Revisi Alokasi DBHCHT
Di tempat yang sama, Ketua APTI Jawa Barat Suryana juga menyampaikan, tuntutan kedua yang diajukan ratusan anggota nye kepada pemerintah khususnya kepada Presiden dan Kementrian keuangan adalah direvisinya PMK No. 222/ PMK.07/2017 tentang Penggunaan, pemanfaatan, Pemantauan dan Evaluasi Dana Bagi Hasil Cukai Hasil Tembakau (DBHCHT).
Dalam peraturan tersebut disebutkan penggunaan DBHCHT pengalokasiannya minimal 50 persen untuk kesehatan.
“Kami meminta peraturan itu direvisi. Harusnya bukan minimal 50 persen untuk kesehatan melainkan maksimal 50 persen untuk kesehatan. Jika minimal 50 persen untuk kesehatan, bisa jadi keseluruhan dana DBHCHT untuk kesehatan.
Padahal masih banyak sektor lain yang harus menerima pemanfaatan dana DBHCHT. Karena itu kami minta direvisi, bukan minimal 50 persen untuk kesehatan tapi maksimal 50 persen untuk kesehatan.
Selebihnnya untuk bidang lain yang juga bermanfaat untuk pembangunan masyarakat dan daerah penerima dan bagi hasil cukai dan tembakau,” papar Suryana.
Dalam PMK No. 222/ PMK.07/2017 Bab II Pasal 2 ayat 2 disebutkan penggunaan DBH CHT selain diprioritaskan untuk mendukung program jaminan kesehatan nasional paling sedikit sebesar 50 persen yang diterima dari setiap daerah, pada ayat 1 nya juga disebutkan untuk peningkatan kualitas bahan baku, pembinaan industry, pembinaan lingkungan sosial, sosialisasi ketentuan di bidang cukai dan atau pemberantasan barang kena cukai illegal.
Pihak APTI Jawa Barat menurut Suryana, meminta sektor lain selain kesehatan juga menjadi prioritas dari pemanfaatan DBH CHT tersebut.
“Kami berharap, pemerintah khususnya kementrian keuangan mendengarkan aspirasi kami sebagai rakyat sekaligus stake holder dari industri rokok dan tembakau di tanah air. Karena itu kami berharap pemerintah baik Presiden maupun kementrian keuangan dapat mengabulkan permintaan atau tuntutan kami," katanya.

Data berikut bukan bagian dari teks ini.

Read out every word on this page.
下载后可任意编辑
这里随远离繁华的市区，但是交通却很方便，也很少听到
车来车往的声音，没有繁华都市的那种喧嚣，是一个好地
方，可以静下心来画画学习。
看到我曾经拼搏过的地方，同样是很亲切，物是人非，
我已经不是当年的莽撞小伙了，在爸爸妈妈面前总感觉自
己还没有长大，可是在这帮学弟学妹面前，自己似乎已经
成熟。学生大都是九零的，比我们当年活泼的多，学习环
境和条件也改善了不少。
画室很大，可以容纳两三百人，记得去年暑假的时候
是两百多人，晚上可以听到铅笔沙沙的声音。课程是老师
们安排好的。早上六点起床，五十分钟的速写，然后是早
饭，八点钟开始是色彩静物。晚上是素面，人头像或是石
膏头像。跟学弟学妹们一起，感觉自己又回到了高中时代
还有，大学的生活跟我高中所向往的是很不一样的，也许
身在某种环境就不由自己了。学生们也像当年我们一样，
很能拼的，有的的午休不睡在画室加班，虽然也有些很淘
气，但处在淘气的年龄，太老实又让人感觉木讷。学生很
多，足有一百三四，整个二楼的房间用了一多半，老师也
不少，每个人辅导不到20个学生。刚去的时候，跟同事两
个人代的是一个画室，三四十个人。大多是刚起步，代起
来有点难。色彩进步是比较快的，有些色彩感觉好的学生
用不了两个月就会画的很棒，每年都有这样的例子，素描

"Tuntutan kami, bukan hanya untuk masyarakat petani tembakau semata, tapi juga untuk buruh dan pemerintah sendiri. Untuk keadilan dan kesejahteraan seluruh rakyat dan bangsa Indonesia. Harapan kami, pemerintah dalam membuat dan menerapkan kebijakan dan peraturan, pemerintah harus berlaku adil. Bukan hanya untuk satu kelompok saja, tapi juga untuk kelompok kelompok lain.Karena pemerintah itu harus melindungi seluruh kelompok, segenap rakyat Indonesia dan seluruh tumpah darah Indonesia,” tegas Suryana.
Menurut Suryana, apa yang dilakukan organisasinya ini atas sepengetahuan dan berdasarkan kordinasi organisasi induknya, yakni APTI tingkat pusat.
Karena itu, jika pemerintah baik Presiden maupun kementrian keuangan tidak mengabulkan tuntutannya, maka akan ada aksi aksi susulan lainnya yang dilakukan oleh organisasi sejenis dari setiap daerah dan puncaknya akan ada aksi yang berskala nasional (*).